JULIE T. SHEMATZ, A 48-YEAR-OLD Fort Myers nonprofit founder, understands the distorted relationship between a perpetrator and victim of sex trafficking better than most. As one of the thousands of American women and children trafficked for sex, her experience is personal. “I didn’t even know that I was a victim of human  trafficking,” she says.

“I didn’t have a father figure growing up. I had an abusive home life. I was looking for that male figure that I never really had,” Shematz says. The man materialized as the charming friend of a classmate, who offered drugs and affection. When Shematz made the reluctant choice to start stripping in Indianapolis to pay for school at Purdue, he was there waiting for her after her first nervous night on the job.

He groomed her like this for one year, then slowly the relationship decayed. There were more drugs and domestic violence. If he hit her, he swore apologies afterward. Once, he was arrested for battery against her. She wrote a heartfelt letter to the judge, begging for an easy sentence. Eventually, there was prostitution, but it was shrouded in the context of Indianapolis’ swinger scene. He trolled the Internet looking for adult meet-up ads.

“Most of the time, I would be thinking that I was just being the consensual, cool girlfriend,” Shematz says.

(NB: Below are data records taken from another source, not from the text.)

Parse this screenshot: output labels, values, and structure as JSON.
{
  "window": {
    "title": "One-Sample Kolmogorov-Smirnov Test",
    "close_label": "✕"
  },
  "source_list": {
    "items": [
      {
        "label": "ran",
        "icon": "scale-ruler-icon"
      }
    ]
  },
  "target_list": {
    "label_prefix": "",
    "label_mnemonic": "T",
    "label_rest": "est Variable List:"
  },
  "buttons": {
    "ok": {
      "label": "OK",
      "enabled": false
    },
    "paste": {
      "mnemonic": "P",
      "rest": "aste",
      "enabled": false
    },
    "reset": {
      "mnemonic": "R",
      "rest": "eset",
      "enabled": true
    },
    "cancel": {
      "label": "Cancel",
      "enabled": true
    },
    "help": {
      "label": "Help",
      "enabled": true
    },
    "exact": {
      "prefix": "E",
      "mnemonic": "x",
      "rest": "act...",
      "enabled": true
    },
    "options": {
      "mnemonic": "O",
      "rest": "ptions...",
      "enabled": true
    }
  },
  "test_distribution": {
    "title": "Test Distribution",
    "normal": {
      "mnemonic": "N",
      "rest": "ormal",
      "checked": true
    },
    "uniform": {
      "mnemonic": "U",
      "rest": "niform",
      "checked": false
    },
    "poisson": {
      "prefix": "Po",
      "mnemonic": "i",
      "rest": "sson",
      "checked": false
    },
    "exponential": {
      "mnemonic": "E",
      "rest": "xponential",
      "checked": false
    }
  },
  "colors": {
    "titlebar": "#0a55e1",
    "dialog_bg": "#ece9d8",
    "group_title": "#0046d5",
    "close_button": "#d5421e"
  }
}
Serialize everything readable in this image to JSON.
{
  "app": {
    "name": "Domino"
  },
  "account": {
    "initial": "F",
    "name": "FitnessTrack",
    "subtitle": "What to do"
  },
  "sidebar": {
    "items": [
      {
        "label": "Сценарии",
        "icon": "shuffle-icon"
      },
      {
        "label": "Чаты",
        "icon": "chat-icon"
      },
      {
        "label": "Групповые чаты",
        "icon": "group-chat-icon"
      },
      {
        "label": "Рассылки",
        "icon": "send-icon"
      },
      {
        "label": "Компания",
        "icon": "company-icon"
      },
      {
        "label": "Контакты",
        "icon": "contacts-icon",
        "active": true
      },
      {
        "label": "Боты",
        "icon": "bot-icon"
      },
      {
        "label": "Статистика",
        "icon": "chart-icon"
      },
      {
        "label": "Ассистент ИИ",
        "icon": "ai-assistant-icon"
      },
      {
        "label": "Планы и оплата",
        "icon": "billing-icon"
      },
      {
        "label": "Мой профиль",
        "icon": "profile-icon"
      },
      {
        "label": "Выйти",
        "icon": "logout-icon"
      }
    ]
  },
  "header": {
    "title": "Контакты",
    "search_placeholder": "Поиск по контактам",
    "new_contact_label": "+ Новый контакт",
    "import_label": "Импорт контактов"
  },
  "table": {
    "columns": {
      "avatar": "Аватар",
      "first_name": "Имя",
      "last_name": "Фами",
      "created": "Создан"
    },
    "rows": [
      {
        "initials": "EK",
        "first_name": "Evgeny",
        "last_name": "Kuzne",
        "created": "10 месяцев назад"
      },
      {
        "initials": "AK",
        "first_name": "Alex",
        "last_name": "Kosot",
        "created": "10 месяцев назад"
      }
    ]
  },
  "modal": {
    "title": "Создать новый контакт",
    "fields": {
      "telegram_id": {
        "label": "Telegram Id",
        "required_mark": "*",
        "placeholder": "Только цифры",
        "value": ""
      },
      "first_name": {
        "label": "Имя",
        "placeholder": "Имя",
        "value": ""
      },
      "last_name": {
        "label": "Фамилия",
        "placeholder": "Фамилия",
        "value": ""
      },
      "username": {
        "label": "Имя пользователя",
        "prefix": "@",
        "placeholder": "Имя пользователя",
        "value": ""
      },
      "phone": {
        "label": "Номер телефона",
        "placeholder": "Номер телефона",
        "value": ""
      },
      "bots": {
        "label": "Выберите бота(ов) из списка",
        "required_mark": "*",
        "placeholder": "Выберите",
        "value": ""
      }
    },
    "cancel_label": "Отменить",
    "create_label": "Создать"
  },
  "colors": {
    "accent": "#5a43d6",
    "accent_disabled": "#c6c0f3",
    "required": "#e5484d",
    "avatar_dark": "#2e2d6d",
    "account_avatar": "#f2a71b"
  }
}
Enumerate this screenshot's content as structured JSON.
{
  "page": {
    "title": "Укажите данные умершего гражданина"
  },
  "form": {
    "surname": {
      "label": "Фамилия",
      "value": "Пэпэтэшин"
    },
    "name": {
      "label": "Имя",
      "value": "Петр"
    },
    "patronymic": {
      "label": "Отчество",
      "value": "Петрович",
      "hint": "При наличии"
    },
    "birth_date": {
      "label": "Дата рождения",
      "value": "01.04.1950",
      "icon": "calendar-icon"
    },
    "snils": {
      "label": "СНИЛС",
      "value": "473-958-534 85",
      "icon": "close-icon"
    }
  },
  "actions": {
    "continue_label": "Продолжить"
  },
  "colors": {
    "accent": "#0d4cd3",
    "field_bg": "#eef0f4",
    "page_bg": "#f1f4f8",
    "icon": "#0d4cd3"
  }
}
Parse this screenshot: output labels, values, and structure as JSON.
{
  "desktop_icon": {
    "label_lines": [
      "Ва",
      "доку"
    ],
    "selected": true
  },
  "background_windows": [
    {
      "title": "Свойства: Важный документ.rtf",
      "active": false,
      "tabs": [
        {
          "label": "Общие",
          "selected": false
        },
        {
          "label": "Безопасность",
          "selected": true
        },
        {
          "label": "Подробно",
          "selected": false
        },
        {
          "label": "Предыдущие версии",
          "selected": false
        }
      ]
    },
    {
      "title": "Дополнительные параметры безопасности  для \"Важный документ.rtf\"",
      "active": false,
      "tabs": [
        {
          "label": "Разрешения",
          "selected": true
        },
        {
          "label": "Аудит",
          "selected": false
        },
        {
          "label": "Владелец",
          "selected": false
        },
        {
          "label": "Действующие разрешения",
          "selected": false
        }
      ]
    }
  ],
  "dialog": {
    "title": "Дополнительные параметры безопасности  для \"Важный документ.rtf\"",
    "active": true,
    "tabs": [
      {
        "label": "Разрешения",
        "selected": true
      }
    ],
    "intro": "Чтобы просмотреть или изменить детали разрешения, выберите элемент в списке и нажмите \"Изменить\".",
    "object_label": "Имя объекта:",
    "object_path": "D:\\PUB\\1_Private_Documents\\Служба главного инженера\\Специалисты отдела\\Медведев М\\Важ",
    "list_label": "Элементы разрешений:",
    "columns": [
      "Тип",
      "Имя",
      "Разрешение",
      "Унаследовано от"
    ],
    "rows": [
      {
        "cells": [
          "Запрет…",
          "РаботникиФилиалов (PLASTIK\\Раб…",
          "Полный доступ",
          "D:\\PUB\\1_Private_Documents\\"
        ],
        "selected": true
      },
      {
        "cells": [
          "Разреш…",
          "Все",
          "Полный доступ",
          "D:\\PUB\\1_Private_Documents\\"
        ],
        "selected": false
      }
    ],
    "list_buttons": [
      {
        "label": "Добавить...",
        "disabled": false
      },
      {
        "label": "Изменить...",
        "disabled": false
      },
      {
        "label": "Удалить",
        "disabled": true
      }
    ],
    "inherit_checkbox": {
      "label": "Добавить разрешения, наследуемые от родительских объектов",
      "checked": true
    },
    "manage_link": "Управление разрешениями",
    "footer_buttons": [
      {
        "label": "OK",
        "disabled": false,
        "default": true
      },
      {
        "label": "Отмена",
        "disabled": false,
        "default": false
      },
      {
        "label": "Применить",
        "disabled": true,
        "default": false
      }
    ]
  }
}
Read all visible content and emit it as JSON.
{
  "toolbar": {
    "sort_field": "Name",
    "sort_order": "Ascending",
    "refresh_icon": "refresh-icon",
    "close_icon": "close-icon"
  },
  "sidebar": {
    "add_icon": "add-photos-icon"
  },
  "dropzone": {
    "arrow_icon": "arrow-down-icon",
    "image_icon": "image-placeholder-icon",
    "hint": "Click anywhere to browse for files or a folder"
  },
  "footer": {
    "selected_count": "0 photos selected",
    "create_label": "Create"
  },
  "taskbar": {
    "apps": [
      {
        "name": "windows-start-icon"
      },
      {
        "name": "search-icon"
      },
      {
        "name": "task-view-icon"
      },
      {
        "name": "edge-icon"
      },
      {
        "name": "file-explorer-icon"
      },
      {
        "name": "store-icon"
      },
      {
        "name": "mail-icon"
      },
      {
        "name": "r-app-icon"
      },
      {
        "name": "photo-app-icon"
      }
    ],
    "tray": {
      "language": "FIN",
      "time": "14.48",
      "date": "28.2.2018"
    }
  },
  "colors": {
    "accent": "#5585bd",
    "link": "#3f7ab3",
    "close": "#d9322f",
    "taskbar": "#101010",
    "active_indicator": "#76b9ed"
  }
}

“I still struggle with it. My way of dealing with it was to get higher and higher and higher and higher.” She says she “would see him taking money from guys, and he always said it was for drugs.” Sometimes she allowed herself to believe him. Perhaps 10 or 11 times, she left him but returned.

This went on for seven years.

Then one day, she left for good. Shematz spent nine months on the road, stripping near racing shows and golf tournaments, living out of hotels. At night she read the Bible. Eventually its message struck her hard. “I surrendered my life to Christ.” The night before she left for Florida to found her nonprofit —and eventually get married and start her master’s degree—she gave her first ministry at the Indianapolis strip club where she used to work.

The exploitation Shematz experienced has a name: “Romeo trafficking.”

In her graduate research, Shematz observes a common thread. She writes that “traffickers groom and lure their victims in with promises of love, provision, protection and opportunity that turns into a nightmare they are unable to escape.”

Since 2005, her Beauty from Ashes Ministries has served more than 1,300 victims of sexual exploitation and domestic violence. The group’s philosophy centers around “unconditional love.” It’s something many of the victims, shattered and fearful, have never known.